OPINI MEDU-ONLINE | Hari ini, hari Rabu, 9 Februari 2022, seluruh insan pers Tanah Air seyogyanya sedang merayakan “hari lebarannya”. Hari yang sakral, karena usia pers nasional bertambah lagi setahun.
Tanggal tersebut merupakan tanggal terbentuknya Persatuan Wartawan Indonesia pada 9 Februari 1946 di Solo, Jawa Tengah, yang menurut Presiden Soeharto saat menerbitkan Kepres di tahun 1985 karena merupakan pendukung dan kekuatan pers nasional saat itu.
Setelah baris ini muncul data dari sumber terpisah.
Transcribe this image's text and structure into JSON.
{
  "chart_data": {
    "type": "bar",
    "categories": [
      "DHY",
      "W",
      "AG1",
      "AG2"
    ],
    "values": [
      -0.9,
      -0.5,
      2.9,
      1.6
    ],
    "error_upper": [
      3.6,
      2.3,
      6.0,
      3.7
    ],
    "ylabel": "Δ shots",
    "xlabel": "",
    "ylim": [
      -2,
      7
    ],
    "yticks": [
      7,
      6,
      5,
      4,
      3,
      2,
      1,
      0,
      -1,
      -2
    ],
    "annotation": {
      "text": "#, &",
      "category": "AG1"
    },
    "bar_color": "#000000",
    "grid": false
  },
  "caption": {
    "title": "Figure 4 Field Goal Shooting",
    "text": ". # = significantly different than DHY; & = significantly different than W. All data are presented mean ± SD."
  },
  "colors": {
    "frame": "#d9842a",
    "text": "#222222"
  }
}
Tanggal 9 Februari dijadikan sebagai Hari Pers Nasional (HPN) merupakan hasil kebijakan dari Presiden Soeharto, yang pada tahun 1985 beliau mengeluarkan Keppres Nomor 5 Tahun 1985 tentang Hari Pers Nasional.
Dalam keputusan itu, Presiden Soeharto menjelaskan kalau pers nasional Indonesia mempunyai sejarah perjuangan dan peranan yang penting, serta untuk terus mengembangkan kehidupan pers nasional Indonesia yang bebas, perlu ditetapkan tanggal 9 Februari sebagai Hari Pers Nasional.
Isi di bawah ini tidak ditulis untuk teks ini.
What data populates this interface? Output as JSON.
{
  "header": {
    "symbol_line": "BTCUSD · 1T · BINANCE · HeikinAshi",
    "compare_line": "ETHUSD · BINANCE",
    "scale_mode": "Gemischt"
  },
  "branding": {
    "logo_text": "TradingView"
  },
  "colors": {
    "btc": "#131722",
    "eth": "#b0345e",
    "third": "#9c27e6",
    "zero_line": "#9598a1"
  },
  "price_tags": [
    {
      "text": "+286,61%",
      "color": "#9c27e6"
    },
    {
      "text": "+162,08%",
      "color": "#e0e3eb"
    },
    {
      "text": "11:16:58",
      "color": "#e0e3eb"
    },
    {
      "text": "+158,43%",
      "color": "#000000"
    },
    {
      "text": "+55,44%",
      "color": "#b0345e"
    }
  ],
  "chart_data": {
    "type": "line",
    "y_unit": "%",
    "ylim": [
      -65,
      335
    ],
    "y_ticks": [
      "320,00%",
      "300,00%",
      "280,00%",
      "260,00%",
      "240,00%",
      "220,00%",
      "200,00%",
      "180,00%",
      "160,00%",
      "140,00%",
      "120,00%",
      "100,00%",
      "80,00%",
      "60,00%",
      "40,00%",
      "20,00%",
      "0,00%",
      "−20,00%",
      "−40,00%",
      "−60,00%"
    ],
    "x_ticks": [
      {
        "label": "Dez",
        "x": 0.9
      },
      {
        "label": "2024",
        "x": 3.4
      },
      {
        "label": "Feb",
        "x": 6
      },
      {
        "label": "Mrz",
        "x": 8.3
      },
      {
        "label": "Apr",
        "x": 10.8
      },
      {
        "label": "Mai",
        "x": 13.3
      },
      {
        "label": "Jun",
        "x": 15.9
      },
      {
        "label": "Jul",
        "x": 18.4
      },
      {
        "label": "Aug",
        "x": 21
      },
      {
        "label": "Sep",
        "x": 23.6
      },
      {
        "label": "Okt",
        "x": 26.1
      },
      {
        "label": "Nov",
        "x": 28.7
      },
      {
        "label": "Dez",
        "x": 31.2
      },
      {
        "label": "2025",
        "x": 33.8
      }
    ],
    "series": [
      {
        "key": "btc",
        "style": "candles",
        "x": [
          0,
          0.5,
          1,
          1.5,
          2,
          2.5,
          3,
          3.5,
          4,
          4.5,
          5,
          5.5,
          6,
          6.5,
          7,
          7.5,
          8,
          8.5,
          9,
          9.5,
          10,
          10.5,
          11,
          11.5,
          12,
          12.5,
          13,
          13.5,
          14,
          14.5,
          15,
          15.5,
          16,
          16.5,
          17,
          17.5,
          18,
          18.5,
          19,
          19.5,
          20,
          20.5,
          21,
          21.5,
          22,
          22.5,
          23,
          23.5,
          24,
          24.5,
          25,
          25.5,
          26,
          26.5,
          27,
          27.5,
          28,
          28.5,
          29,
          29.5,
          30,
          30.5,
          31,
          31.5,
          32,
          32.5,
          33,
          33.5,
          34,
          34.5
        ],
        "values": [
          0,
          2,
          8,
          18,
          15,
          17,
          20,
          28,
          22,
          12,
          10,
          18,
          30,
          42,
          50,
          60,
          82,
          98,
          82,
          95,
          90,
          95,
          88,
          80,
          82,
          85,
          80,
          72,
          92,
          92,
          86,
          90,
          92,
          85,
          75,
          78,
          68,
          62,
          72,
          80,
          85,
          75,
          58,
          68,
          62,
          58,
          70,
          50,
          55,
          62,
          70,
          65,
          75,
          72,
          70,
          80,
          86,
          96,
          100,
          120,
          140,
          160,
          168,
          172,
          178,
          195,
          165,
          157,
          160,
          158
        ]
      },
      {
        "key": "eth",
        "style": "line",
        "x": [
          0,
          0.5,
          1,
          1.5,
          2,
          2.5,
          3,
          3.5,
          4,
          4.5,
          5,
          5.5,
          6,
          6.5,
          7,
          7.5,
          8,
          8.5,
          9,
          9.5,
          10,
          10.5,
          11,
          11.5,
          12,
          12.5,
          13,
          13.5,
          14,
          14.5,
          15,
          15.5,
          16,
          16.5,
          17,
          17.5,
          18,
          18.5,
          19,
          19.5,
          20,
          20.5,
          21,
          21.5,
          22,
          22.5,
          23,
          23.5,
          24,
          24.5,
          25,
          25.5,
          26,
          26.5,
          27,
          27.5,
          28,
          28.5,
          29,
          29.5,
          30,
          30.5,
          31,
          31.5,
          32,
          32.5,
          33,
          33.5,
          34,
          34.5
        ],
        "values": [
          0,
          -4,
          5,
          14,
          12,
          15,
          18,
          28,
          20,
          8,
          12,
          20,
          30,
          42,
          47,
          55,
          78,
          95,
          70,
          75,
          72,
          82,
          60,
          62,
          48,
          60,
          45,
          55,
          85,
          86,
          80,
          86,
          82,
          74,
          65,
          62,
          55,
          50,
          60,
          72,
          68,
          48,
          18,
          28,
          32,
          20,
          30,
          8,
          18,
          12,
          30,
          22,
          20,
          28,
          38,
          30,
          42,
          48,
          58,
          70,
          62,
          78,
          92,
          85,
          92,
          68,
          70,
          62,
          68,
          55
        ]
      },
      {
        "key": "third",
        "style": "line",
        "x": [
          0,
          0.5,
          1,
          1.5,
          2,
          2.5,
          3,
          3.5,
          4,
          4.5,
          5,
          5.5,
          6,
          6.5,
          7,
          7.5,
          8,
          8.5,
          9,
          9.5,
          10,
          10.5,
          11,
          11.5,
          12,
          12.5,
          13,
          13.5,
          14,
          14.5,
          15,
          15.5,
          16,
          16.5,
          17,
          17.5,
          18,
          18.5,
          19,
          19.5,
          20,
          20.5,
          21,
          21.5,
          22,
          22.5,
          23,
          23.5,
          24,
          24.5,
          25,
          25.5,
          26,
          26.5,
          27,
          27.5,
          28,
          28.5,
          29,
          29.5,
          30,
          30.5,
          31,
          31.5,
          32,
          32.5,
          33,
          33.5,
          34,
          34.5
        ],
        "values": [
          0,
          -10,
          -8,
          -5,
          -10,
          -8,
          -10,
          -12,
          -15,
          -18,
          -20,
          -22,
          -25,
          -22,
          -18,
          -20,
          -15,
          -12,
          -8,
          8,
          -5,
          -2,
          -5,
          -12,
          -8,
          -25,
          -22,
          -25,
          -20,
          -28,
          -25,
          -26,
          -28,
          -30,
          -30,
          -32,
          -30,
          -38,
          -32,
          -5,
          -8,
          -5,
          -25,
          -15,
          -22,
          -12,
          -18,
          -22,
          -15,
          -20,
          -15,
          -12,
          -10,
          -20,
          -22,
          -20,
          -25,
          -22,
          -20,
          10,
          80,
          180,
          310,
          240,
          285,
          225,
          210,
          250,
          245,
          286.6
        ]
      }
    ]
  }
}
Di usianya yang ke 76 tahun, Pers Nasional mengalami banyak pasang surut. Baik secara kuantitas maupun kualitas.
Ketua Dewan Pers 2016-2019 Yosep Adi Prasetyo memperkirakan jumlah media massa di Indonesia mencapai 47.000 media dan media online mencapai 43.300 (Jurnal Dewan Pers, November 2018).
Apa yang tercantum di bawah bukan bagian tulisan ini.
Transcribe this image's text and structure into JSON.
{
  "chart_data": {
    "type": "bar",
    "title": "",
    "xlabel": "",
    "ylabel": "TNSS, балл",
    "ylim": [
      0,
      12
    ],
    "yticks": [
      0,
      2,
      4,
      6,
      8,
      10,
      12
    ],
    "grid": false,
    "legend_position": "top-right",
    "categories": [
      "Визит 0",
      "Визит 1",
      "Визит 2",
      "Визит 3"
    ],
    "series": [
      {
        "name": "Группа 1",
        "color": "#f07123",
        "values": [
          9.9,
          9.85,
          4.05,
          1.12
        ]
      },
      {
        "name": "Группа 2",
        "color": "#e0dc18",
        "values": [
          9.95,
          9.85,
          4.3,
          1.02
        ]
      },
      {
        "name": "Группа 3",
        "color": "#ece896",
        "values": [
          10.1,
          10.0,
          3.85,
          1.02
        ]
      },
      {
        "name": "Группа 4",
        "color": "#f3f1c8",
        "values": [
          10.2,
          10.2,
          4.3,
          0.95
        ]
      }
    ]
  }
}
Kemajuan teknologi, membuat banyak produk pers yang terpaksa harus tumbang, tergilas zaman yang semakin canggih dan modern.
Media cetak khususnya majalah, tabloid serta koran dan media elektronik, khususnya radio banyak yang gugur, karena gulung tikar.
Munculnya era new media atau media baru yang dikenal dengan istilah media online yang medium atau perantaranya adalah internet, membuat zaman keemasan surat kabar (koran), majalah, tabloid dan radio akhirnya nyungsep. Selain media online, kita juga mengenal istilah media sosial atau Medsos, yang pengaruhnya luar biasa bagi kehidupan di tengah masyarakat.
Perubahan kultur, paradigma pers pun ikut berubah. Wartawan zaman dulu yang dikenal dengan istilah “kuli tinta” – istilah yang cenderung menempatkan wartawan sebagai kelas pekerja sebagai kuli atau buruh kasar dengan upah rendah – adalah fenomena dan fakta yang sulit untuk dibantah. Zaman kini, istilah itu bergeser menjadi “kuli handphone” karena hampir semua pekerjaan para insan pers dieksekusi dengan menggunakan telepon seluler (HP), tidak lagi menggunakan mesin ketik, atau mencatat pakai buku diary dan pulpen.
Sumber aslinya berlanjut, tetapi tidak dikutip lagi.